A. The wavefront error is computed by comparing the actual wavefront to a reference sphere centered at the chief ray intersection at the image surface. The radius of the reference sphere is the distance from the chief ray intersection on the image surface to the axial location of the exit pupil. If the radius of the reference sphere is not an exact multiple of the wavelength, then there will be a constant term in the wavefront which can be quite large. This is piston, and can be much larger than the maximum allowed wavefront error due to aberrations. This piston term is removed so only the residual wavefront error due to aberrations is included in the calculation.

Removing tilt from the wavefront is accomplished by shifting the center of the reference sphere laterally from the chief ray location so as to get a better fit to the wavefront. It effectively tilts the reference sphere relative to the wavefront to get a better fit. This lateral image shift is equivalent to a distortion. Since distortion is not specified for this problem, the tilt component of the wavefront is also removed.

Removing residual focus error from a wavefront is accomplished by shifting the center of the reference sphere axially. This is the same as adding a focus shift to the image, and the amount of the focus shift may vary across the field of view due to curvature of field or other causes. We want to evaluate the wavefront error across the field of view at a fixed image location, namely, the image location specified in the lens prescription. So any focus error in the wavefront is not removed.
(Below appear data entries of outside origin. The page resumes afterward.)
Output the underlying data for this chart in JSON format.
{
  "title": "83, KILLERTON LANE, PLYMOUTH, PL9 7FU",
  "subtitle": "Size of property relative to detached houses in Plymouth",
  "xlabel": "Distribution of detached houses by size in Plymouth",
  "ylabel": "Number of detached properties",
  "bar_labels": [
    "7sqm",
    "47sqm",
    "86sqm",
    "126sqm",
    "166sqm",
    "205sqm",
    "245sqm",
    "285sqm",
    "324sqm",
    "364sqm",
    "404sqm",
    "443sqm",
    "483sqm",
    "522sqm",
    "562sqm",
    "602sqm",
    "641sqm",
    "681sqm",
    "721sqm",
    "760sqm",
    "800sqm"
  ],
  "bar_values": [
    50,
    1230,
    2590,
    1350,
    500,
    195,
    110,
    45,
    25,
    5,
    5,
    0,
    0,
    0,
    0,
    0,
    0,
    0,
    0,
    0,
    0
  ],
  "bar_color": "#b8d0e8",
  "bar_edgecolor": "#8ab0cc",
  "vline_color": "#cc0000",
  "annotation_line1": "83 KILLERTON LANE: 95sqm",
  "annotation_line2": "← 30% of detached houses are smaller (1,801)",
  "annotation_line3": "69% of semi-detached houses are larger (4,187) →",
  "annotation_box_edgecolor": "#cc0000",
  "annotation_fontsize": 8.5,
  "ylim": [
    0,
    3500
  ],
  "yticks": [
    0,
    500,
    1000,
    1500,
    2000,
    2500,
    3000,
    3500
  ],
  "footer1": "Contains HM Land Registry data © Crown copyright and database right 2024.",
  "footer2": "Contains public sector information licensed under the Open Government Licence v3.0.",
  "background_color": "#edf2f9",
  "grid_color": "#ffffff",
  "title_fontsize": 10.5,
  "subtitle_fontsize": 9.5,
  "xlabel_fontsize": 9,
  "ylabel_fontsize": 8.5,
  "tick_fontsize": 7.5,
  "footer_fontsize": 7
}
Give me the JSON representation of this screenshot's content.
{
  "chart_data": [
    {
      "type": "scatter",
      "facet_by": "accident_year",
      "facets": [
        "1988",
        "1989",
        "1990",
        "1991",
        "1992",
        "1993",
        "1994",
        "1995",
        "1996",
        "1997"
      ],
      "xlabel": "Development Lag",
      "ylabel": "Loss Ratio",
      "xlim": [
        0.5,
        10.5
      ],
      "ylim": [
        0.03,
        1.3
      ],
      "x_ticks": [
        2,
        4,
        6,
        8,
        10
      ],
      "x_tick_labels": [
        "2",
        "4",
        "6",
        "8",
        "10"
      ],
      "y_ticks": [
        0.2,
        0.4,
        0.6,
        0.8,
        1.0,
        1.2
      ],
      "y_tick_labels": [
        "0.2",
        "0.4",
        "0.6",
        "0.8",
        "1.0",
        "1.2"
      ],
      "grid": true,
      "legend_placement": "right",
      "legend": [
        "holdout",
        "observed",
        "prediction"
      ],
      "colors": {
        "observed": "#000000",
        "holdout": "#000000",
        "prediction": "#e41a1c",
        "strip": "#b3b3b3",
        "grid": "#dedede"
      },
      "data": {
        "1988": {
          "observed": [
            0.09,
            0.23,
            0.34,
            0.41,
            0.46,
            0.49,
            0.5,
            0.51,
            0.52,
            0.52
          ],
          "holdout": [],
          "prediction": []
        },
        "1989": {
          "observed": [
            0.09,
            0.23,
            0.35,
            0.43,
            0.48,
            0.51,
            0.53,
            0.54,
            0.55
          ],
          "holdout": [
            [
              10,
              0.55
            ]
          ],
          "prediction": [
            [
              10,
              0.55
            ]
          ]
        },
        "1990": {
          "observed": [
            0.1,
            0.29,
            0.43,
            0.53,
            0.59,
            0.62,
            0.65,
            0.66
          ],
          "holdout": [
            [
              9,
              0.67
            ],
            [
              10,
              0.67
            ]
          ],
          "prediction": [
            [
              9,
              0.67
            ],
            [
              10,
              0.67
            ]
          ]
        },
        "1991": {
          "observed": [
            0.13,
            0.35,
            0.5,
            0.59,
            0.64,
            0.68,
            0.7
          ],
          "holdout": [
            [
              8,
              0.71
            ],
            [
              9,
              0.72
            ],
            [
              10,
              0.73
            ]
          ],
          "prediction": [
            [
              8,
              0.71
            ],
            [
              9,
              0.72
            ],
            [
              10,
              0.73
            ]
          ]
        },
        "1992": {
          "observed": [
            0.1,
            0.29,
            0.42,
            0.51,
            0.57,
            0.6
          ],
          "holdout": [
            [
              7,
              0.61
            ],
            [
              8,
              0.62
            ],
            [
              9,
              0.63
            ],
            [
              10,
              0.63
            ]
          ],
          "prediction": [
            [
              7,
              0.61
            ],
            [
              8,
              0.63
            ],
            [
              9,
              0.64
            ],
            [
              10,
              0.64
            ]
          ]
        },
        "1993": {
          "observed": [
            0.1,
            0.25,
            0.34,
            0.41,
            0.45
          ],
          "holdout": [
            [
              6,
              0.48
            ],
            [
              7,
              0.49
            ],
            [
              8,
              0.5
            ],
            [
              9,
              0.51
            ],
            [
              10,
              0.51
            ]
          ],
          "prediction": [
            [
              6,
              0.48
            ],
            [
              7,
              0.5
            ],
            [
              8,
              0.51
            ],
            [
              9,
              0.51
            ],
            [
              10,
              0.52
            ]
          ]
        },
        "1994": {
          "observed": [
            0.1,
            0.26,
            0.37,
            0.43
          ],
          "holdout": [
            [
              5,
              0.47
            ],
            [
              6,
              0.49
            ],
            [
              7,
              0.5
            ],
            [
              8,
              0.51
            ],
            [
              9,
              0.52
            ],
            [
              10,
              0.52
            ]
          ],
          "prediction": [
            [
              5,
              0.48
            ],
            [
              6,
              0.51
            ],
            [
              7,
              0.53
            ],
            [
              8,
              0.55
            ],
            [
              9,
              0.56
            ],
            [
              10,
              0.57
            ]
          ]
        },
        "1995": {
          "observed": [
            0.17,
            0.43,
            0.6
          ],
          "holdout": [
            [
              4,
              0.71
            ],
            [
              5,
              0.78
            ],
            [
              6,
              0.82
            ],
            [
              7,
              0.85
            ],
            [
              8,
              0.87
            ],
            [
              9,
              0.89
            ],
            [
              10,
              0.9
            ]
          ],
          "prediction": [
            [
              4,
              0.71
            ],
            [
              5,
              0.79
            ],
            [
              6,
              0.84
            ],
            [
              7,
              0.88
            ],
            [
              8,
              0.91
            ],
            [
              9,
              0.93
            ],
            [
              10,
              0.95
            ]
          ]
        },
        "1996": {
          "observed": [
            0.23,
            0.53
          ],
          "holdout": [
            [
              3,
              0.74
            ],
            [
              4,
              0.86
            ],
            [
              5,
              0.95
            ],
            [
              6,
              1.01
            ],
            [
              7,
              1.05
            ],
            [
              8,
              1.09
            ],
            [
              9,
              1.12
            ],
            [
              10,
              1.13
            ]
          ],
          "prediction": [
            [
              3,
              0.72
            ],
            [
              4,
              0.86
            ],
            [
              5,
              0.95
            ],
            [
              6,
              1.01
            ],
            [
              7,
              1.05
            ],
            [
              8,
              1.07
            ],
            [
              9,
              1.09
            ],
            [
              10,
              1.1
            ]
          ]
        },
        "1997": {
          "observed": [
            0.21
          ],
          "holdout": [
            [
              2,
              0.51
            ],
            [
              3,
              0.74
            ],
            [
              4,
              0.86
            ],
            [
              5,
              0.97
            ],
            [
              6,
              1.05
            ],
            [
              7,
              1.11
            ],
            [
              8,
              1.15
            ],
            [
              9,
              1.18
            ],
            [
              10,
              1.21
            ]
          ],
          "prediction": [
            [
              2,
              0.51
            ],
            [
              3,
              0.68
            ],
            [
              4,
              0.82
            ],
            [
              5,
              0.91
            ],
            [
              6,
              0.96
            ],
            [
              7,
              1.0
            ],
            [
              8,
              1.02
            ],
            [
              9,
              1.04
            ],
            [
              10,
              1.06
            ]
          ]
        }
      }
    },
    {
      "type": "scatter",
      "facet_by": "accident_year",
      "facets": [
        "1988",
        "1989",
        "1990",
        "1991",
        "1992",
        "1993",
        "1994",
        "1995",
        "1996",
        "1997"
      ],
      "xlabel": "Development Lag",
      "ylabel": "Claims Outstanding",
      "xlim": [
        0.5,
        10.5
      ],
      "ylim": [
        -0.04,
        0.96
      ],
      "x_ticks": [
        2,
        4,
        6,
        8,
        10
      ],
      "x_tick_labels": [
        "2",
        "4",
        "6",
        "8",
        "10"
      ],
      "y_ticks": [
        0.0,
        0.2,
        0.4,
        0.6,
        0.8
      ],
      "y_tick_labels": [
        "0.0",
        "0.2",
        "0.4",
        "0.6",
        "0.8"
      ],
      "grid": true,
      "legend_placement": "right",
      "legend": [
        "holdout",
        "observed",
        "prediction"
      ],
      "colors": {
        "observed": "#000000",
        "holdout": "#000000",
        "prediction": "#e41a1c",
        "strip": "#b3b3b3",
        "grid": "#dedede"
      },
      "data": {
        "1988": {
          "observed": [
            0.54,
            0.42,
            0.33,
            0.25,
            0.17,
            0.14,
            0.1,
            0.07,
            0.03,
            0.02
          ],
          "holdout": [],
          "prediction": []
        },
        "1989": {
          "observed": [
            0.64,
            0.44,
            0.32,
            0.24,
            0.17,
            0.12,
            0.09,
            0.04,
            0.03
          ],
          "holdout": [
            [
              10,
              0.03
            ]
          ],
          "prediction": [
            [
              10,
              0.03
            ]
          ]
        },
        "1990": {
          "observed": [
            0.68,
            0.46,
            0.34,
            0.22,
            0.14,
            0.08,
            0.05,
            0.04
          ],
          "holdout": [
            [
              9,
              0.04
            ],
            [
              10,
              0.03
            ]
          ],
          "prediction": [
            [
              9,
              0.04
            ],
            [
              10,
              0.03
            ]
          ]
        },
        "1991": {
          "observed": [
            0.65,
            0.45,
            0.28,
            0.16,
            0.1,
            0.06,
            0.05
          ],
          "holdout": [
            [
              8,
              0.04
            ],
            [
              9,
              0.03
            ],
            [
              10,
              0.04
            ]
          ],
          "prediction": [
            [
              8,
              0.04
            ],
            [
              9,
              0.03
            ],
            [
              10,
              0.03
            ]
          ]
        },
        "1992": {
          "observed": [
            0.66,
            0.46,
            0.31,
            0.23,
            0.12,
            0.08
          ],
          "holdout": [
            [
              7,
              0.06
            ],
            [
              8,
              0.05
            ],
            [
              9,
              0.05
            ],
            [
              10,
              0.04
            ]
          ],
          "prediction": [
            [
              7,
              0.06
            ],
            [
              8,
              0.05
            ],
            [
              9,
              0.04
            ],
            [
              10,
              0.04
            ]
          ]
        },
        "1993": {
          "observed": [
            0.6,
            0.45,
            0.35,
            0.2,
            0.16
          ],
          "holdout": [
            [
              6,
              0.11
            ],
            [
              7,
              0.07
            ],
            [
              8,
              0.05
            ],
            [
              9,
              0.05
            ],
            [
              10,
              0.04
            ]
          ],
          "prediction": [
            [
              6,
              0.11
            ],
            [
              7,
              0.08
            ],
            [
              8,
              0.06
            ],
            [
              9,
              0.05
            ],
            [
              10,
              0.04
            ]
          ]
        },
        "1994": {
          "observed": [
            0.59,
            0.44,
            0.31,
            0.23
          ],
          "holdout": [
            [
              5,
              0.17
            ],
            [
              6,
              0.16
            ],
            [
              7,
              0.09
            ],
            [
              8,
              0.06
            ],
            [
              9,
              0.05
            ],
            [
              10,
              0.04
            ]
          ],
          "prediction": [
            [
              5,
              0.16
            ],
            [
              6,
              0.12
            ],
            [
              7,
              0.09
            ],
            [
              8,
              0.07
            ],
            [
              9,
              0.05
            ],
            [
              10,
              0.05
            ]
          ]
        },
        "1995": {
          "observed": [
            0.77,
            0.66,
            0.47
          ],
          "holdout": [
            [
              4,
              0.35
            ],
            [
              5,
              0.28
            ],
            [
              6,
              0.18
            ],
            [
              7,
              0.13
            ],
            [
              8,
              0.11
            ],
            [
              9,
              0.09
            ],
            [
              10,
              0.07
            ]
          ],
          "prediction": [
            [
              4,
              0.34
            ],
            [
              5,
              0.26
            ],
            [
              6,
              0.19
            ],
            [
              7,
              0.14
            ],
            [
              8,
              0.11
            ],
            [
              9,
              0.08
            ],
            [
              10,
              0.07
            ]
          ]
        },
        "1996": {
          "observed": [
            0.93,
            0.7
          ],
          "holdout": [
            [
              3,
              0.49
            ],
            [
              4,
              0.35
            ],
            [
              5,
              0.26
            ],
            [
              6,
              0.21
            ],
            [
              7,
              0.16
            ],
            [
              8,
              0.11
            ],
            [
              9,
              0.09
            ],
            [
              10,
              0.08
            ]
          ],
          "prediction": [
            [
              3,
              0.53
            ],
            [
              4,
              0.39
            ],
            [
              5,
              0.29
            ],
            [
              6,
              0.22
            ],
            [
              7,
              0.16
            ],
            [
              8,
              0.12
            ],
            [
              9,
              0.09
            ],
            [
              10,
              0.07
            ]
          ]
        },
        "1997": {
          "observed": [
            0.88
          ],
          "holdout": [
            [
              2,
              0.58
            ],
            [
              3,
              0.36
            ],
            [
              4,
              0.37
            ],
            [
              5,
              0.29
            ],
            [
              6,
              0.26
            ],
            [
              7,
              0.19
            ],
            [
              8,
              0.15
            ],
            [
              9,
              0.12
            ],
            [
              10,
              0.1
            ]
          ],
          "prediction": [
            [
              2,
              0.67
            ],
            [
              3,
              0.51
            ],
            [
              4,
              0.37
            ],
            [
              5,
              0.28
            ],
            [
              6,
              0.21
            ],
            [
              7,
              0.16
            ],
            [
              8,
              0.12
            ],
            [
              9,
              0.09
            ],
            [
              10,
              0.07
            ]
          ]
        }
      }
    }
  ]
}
**Q. What happens if you calculate that my lens has an RMS wavefront error at some point in the field of view greater than 0.070 wave, even if I think it meets the requirement?**

A. This may happen because different lens design programs may use different numbers of rays or use different algorithms to compute the RMS wavefront error. To eliminate these differences, all the entries will be converted to CODE V format and evaluated using CODE V. This ensures that all the entries will be evaluated equally.

If the RMS wavefront error calculated by CODE V is greater than 0.070 wave at some point in the field of view, I will reduce the field of view and/or the entrance pupil diameter until the wavefront requirement is satisfied. I will try to do this so as to minimize the overall impact on the merit function – but this is not guaranteed! Note that any entrance pupil diameter and/or field of view adjustments made by me are final and no appeal is allowed. (Of course, you will not know that I changed your parameters until I announce the results at the IODC and present the Shafer Cup, and by that time it is too late to complain!)

**Q. What if my values for the maximum on-axis marginal ray height and/or maximum chief ray height on the ball lenses differ from your values for my lens?**

A. My values win. After all, I am the judge of which values are the right ones!

**Q. Who thought up this crazy lens design problem?**

A. Dave Shafer, of course. That is why we call the contest the Shafer Cup Competition!

**Q. Is that Juergens idiot going to run the problem again? He gives the worst presentations!**

A. Unfortunately, yes, he is going to both chair the problem and give the presentation at the IODC. We feel your pain! However, do not despair – after all, he is getting old and is bound to retire someday (assuming he remembers to retire…).